Soon, those customers will be able to visit For The People and Kream Coffee's sister concept on Roosevelt Row. It will offer the modern home design elements of the current location along with an expanded coffee bar and market.
Calling it a “2.0 version” of their current store, partners Chad Campbell and Shawn Silberblatt plan to unveil Dialog in September.
The word “store” doesn’t quite convey what Silberblatt and Campbell have been doing or plan to do, however. The For The People and Kream Coffee dual concept is also a community space and they hope Dialog will offer the same — and more.
“We were very intentional with the name,” Campbell says. “We really want to create conversations.”
All of the products, including the coffee, will be individual at each space. But everything will have the same eye on aesthetics and quality, from the official Taschen library to Japanese preserves.
The new version will find its home in a prominent ground-floor corner suite at 1001 North Central Avenue. The eye-popping glass building also houses clothing stores Bunky Boutique and Now or Never, basement restaurant Rough Rider, and the upcoming bar and patio Teddy’s Preserve.
Acclaimed architect Wendell Burnette designed the space, which Campbell says will be “modular and simple, but beautiful and elegant.”
Dialog will have a U-shaped black coffee bar, gleaming white floors, and a minimalist interior that can transform from a “garden coffeeshop” during the day to an event space in the evening showcasing art, food, and drinks.

Dialog will be in a prominent ground-floor suite at 1001 North Central Avenue. The coffee bar will offer seating throughout the space and in the atrium.
Geri Koeppel
The cafe component will feature a wider selection of pastries than Kream has, along with a variety of roasters from all over the U.S. and Mexico.
“We only curate roasters that are doing that third wave movement, roasting coffee with the intention of bringing out the flavor of that particular crop,” Silberblatt says.
The house roaster at Kream Coffee is Sweet Bloom Coffee from the Denver area. Dialog will use Stereoscope Coffee out of Los Angeles.
“Other shops are using large blends of beans from various regions," Silberblatt adds. "They’re never going to give you that ability to talk about the harvest of the bean.”
Sweeteners are similarly refined, including organic vanilla and honey.
“We aren’t a coffee shop where you can order whipped cream,” Campbell says.
Dialog will also serve downtown workers and residents with a market selling “daily ritual” items including cooking utensils, fresh flowers, and soap, as well as takeaway food.
The lineup includes “anything from a small, curated grab-and-go lunch to building a charcuterie board,” Silberblatt explains. “Crackers, fresh breads, canned goods, preserves. Even some chocolates and candies, but curated in an awesome way.”
He adds, “We’ll have some of the best of the best from all over the world,” whether that’s olives from Italy or locally made hummus. A drinks cooler will hold kombucha, bottled water, and “sparkling beverages that are sophisticated enough to use as a mocktail,” Silberblatt says.
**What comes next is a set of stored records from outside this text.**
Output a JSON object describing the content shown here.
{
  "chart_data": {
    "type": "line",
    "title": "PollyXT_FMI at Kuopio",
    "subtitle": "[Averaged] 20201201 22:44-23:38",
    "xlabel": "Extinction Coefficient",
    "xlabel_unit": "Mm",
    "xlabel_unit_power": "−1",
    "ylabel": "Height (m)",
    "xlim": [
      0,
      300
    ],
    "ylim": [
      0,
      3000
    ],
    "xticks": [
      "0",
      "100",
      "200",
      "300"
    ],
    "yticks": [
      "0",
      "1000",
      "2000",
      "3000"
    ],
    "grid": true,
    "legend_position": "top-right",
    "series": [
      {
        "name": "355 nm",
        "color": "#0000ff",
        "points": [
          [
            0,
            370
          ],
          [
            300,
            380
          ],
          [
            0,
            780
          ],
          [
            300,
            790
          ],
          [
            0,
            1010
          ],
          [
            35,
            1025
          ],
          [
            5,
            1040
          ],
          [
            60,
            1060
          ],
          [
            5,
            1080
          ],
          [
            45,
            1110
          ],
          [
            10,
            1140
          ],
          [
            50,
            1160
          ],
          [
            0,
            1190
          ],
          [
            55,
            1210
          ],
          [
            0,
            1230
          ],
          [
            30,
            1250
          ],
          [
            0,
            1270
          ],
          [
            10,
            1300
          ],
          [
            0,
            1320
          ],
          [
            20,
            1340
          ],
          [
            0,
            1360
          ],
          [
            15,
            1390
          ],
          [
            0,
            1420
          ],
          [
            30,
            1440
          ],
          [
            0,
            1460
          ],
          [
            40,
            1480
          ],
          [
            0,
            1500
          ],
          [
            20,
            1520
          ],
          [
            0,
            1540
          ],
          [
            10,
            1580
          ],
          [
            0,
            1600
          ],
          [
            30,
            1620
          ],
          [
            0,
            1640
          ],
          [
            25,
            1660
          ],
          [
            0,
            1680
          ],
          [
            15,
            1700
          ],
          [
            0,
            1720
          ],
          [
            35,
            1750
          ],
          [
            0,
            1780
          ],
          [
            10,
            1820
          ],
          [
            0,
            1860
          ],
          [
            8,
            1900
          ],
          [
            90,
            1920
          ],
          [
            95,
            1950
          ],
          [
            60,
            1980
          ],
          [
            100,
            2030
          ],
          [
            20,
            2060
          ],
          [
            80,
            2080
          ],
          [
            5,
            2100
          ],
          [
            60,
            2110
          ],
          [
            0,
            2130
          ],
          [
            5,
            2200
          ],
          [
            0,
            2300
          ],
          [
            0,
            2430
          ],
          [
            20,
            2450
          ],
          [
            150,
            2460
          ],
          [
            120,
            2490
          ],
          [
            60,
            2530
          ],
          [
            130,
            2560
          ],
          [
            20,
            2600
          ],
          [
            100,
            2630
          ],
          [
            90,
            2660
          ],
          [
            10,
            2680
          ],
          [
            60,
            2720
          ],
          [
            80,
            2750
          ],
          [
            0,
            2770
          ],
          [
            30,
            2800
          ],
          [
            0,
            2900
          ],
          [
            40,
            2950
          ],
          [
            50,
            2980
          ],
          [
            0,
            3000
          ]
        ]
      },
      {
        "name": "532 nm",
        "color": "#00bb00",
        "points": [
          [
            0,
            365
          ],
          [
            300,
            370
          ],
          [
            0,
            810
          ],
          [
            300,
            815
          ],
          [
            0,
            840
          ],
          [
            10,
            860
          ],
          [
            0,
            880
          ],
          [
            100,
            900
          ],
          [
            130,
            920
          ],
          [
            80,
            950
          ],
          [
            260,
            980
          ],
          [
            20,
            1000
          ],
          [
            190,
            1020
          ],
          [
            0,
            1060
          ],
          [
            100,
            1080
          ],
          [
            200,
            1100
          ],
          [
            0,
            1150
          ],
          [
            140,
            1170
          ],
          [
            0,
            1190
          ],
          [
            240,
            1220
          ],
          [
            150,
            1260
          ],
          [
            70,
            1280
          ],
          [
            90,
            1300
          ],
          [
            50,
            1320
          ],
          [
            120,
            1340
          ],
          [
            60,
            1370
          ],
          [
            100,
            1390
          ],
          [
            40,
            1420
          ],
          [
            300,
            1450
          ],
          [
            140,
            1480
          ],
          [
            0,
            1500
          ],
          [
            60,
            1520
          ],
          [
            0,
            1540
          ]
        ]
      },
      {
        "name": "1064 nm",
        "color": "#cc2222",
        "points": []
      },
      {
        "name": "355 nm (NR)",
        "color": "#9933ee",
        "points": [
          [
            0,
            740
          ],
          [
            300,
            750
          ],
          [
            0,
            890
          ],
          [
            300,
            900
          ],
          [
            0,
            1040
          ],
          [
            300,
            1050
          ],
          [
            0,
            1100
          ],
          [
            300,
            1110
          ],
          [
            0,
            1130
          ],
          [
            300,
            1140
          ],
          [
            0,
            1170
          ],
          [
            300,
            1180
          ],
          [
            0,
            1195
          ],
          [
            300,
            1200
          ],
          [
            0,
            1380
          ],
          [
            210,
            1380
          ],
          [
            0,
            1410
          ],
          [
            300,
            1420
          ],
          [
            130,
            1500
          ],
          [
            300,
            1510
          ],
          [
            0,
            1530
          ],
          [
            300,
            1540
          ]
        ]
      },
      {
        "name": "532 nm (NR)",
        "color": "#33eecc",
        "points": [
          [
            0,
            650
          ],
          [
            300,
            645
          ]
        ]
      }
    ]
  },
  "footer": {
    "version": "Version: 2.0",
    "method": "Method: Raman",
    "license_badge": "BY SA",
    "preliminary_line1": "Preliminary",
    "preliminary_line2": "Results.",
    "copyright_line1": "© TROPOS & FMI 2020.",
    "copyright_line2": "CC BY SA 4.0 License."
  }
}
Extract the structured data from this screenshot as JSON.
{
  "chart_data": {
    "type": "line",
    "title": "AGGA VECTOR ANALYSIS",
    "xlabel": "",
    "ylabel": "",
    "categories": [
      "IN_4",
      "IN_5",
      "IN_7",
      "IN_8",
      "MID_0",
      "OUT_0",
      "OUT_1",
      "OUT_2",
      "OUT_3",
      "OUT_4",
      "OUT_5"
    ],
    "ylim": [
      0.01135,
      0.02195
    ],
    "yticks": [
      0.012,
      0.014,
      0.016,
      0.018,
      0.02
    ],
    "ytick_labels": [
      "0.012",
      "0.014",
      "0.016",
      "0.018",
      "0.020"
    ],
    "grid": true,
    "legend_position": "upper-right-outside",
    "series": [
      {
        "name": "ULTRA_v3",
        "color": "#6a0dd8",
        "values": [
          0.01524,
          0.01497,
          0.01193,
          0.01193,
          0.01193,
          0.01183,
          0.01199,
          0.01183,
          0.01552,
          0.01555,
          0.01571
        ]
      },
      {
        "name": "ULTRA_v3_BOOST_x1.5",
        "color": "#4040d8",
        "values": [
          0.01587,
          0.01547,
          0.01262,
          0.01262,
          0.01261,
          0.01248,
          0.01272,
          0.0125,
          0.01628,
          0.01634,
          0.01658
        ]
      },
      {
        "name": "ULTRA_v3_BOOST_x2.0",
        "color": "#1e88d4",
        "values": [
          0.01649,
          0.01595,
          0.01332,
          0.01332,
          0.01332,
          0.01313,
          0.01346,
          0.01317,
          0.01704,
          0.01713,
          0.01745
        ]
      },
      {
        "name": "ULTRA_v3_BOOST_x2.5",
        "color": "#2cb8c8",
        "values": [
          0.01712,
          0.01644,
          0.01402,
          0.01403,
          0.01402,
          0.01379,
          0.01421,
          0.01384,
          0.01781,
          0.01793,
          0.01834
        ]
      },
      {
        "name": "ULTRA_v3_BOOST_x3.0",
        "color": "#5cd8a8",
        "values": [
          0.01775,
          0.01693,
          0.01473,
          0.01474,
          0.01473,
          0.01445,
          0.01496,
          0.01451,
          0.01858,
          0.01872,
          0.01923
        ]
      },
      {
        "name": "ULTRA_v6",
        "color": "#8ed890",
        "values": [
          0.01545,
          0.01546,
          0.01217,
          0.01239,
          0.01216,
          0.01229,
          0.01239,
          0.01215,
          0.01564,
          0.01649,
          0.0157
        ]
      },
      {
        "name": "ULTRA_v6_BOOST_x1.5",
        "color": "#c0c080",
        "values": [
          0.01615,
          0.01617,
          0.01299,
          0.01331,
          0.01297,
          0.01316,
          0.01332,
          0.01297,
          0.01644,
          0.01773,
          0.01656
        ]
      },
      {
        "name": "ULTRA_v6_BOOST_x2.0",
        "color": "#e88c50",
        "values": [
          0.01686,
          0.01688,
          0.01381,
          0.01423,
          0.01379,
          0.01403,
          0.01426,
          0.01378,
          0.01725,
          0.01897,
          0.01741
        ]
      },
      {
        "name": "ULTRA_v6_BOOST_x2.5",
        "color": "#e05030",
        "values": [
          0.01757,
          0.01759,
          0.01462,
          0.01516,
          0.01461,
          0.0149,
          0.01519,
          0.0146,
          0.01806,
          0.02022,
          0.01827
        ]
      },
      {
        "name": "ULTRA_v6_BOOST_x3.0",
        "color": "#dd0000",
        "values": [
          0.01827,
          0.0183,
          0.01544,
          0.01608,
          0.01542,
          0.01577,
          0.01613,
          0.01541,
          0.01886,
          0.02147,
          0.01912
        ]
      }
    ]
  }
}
Dialog won’t sell alcohol.
Campbell and Silberblatt are partners in life as well as business who, when they first met, used to collect vintage furniture. They eventually became part owners of a vintage store and then bought For The People when it was a 500-square-foot space at Biltmore Fashion Park.
At that time, Royal Coffee was next door. The owner, Hayes McNeil, is now the principal of Plus Minus Studio and the builder for Dialog. Silberblatt calls him and Burnette their “organic dream team.”
After moving For The People to its current location on Central Avenue, Campbell and Silberblatt added Kream Coffee. They noticed people would stay and linger with their morning caffeine, so the store morphed easily into a community space.
“One thing we have really learned by bringing a coffee shop into a retail store is the connection you have with customers,” Silberblatt says.
Campbell adds, “It’s so much more than food and beverage. It’s about relationships.”